Lab4: Adding a System Call (Due date
: February 25, 2004)
Objective:
You will learn how to make a system
call and about reading/writing user space from the kernel by adding a
new function to the kernel.
The function itself is trivial---it simply returns the value of "xtime"
or using "do_gettimeofday".
Background:
A system call is the name of kernel function that is exported for use
by user-space programs. For instance, system calls such as
gettimofday(), gethostname() are implemented to make the user programs
to obtain the time or host name. To learn more, you should read
chapter 9 of ULK or Chapter 3.3 and Appendix A of LKP.
Problem Statement:
Part A:
Design and implement a new kernel function, pedagogictime(), that
returns the current system time via a call by reference argument.
If the flag argument is TRUE, then your kernel function should also
print the current system time on stdout. Your function should have the
following prototype:
int pedagogictime(int flag, struct timeval *current_time);
Your new function should be almost the same as "gettimeofday", though
it should ignore the time zone parameter and have the flag to control
printing the time to the console.
Your function should return TRUE if the function succeeds, and FALSE
otherwise.
Part B:
Write a user-space program to test pedagogictime(). The program also
should create a stub for your new system call function.
Attacking the Problem :
- Read on-line material about Adding a System
Call to UML (.html) from UML webpage or PDF file (.pdf)
- The steps to add a system call to UML (guidelines), suppose you
are at "~/Uml/linux-2.4.23/" dir:
- add a new line providing an id (system call number) in
"include/asm-i386/unistd.h" as "#define __NR_pedagogictime NNN"
- add an entry to system call dispatch table in
"arch/i386/kernel/entry.S" as ".long SYMBOL_NAME(sys_pedagogictime)"
- in "arch/um/kernel/sys_call_table.c", do
- define a system handler , add "extern syscall_handler_t
sys_pedagogictime"
- add it to the call table (sys_call_table[]) as
"[__NR_pedagogictime]
= sys_pedagogictime"
- change "#define LAST_GENERIC_SYSCALL __NR_pedagogictime" if it
is the last system call
- if it is the last system call, do (one may be enough)
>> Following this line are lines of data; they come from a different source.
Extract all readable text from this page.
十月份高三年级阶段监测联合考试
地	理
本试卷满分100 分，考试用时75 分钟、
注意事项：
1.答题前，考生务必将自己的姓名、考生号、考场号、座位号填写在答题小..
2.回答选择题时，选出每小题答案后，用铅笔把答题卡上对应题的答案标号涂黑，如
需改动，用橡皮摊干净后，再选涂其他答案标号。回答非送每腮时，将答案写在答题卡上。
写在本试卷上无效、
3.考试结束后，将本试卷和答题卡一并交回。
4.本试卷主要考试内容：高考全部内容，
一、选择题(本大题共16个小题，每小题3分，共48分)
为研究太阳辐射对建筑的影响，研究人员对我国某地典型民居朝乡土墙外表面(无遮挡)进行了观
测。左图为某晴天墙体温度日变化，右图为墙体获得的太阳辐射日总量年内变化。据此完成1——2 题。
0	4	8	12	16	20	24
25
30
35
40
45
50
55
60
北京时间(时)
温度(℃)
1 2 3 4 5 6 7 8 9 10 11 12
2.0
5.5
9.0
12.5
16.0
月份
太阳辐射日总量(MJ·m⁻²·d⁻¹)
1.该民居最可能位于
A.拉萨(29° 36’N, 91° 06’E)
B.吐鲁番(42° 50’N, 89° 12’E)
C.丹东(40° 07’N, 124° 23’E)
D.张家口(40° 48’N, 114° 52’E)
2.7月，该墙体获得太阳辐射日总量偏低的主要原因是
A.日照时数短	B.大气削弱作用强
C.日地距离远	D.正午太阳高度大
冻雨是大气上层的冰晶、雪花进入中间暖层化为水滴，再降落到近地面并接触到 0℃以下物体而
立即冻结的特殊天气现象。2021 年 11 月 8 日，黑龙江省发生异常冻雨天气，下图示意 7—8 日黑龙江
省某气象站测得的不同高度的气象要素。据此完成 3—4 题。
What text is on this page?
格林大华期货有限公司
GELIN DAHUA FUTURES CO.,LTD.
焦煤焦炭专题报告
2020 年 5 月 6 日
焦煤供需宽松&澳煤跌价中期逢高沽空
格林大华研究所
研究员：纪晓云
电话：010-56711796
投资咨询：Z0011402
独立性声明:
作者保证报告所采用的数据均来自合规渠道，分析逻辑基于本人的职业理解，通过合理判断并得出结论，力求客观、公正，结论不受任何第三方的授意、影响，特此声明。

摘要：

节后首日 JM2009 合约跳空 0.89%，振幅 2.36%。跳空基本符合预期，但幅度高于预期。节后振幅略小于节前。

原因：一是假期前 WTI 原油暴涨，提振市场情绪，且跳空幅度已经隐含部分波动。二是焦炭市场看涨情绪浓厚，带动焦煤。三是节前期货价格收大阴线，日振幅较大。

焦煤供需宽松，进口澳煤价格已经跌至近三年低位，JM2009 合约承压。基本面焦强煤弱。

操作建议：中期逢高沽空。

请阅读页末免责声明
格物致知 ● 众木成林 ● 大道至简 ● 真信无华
- in "arch/um/include/sysdep-i386/syscalls.h", add "#define
LAST_ARCH_SYSCALL __NR_pedagogictime"
- in "arch/um/include/sysdep/syscalls.h", change "#define
LAST_ARCH_SYSCALL
__NR_pedagogictime"
- implement your sys_pedagogictime() function (either inside time.c
or as a separate file with some modification of respective
Makefile in arch/um/kernel).
- Once you have done above steps and boot the UML, compile the test
program in UML like:
gcc -o test
-I/mnt/Uml/linux-2.4.23/include clockTest.c
and then run the user-space
program inside UML.
Note: Your user-space program should include a stub
of "__syscall2" since pedagogictime takes two arguments. You need
"copy_to_user()" function to copy the data from kernel space to user
space.
What to submit:
Please submit the following items to your ~/Uml/lab4 directory on
elgate:
- the source files you have changed
- the source files you have added
- the user-space test source code and the binary code
- a sample output from running your user-space test program
- a README file describing how you implemented the system call and
how I should run your test program. Also the other issues as shown in
the
sample README. All comments are welcome.